Rob Portman vs. Ted Strickland Already a Knife Fight
Perhaps Republicans are always worried in the perennial swing state of Ohio. Perhaps they are spooked by Portman’s low approval ratings. But in this spot the Republican political consultants come out swinging, calling Strickland “an Ohio Job Killer,” and urging viewers to visit TedFailedOhio.com. Even before his announcement, the Ohio GOP was running another hit in anticipation, mocking his record and his subsequent political work. (The Portman campaign doesn’t have its own ads yet, but a website RetreadTed.com covers the same ground.)

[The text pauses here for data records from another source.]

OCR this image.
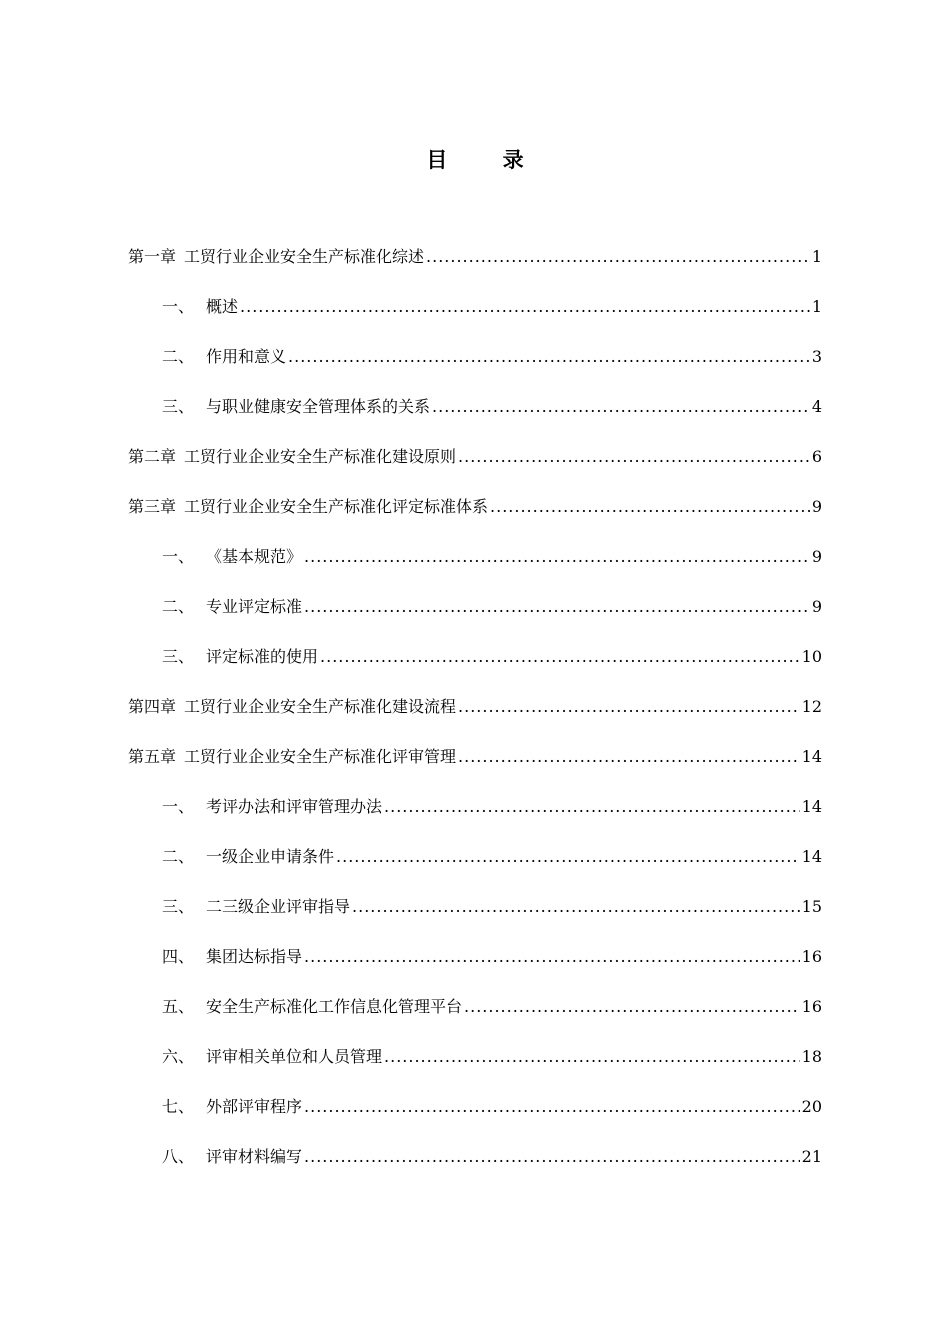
目 录
第一章 工贸行业企业安全生产标准化综述 .....	1
一、 概述 .....	1
二、 作用和意义 .....	3
三、 与职业健康安全管理体系的关系 .....	4
第二章 工贸行业企业安全生产标准化建设原则 .....	6
第三章 工贸行业企业安全生产标准化评定标准体系 .....	9
一、 《基本规范》 .....	9
二、 专业评定标准 .....	9
三、 评定标准的使用 .....	10
第四章 工贸行业企业安全生产标准化建设流程 .....	12
第五章 工贸行业企业安全生产标准化评审管理 .....	14
一、 考评办法和评审管理办法 .....	14
二、 一级企业申请条件 .....	14
三、 二三级企业评审指导 .....	15
四、 集团达标指导 .....	16
五、 安全生产标准化工作信息化管理平台 .....	16
六、 评审相关单位和人员管理 .....	18
七、 外部评审程序 .....	20
八、 评审材料编写 .....	21
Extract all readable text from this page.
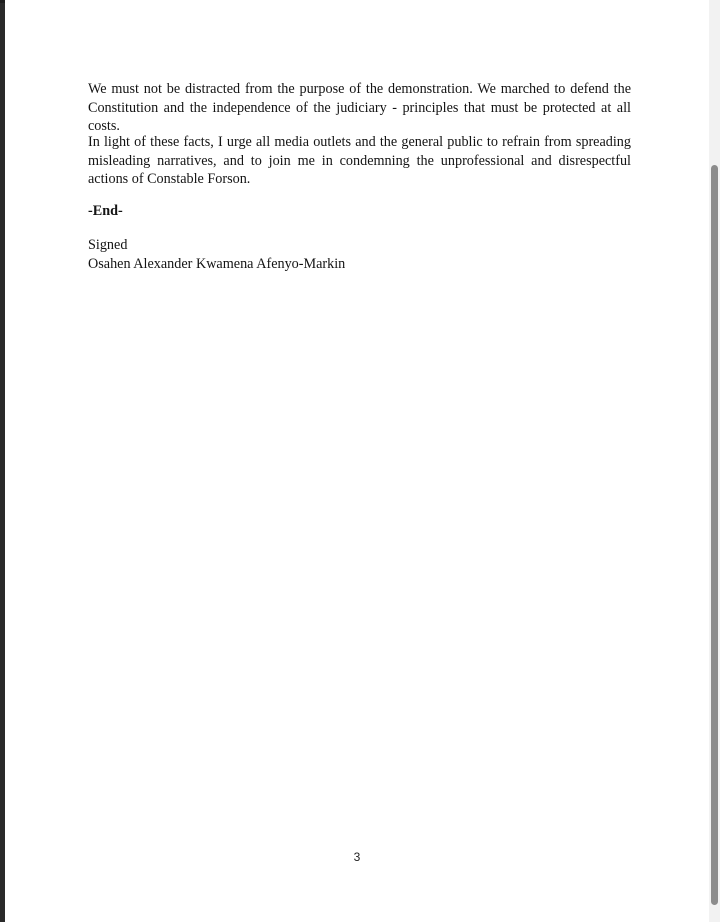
We must not be distracted from the purpose of the demonstration. We marched to defend the Constitution and the independence of the judiciary - principles that must be protected at all costs.

In light of these facts, I urge all media outlets and the general public to refrain from spreading misleading narratives, and to join me in condemning the unprofessional and disrespectful actions of Constable Forson.

-End-

Signed

Osahen Alexander Kwamena Afenyo-Markin

3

Both spots aim to remind voters that Strickland was voted out of office after one term as the Ohio economy hit the skids. In the latest political ad, the screen blares, “Failed one-term Governor” and “350,000 jobs lost,” as depressing news coverage from his 2007-2011 tenure is shown. The earlier ad has a sarcastic tone, showing a cartoon Strickland being booted out of office, then strolling to a cushy job on Washington’s lobbyist corridor, K Street.
Ted Strickland Lets Republicans Throw The First Punch
Strickland’s likely defense will be that he was governor during the global crash on President Bush’s watch, and his “lobbying” was for the non-profit think tank Center for American Progress, not a corporate special interest. But his campaign team did not launch its campaign with a video of its own to help establish his own narrative, ceding some initial turf to Republicans. Not every campaign wants to spend money on ads right away, but Strickland is mounting a comeback bid, meaning he has a lot of work to do to explain his past record to voters who previously rejected him.
Strickland did not seem rattled by the immediate attacks, telling the Columbus Dispatch that the Republicans ads were effectively a “compliment” recognizing that “my message of standing up for working people, standing up for the middle class versus standing up for the rich and powerful is a message that will resonate with the people of Ohio.”
But as this swing state Senate race has quickly become a knife fight, Strickland’s lack of an initial airwaves operation may be a misstep he’ll want to correct quickly.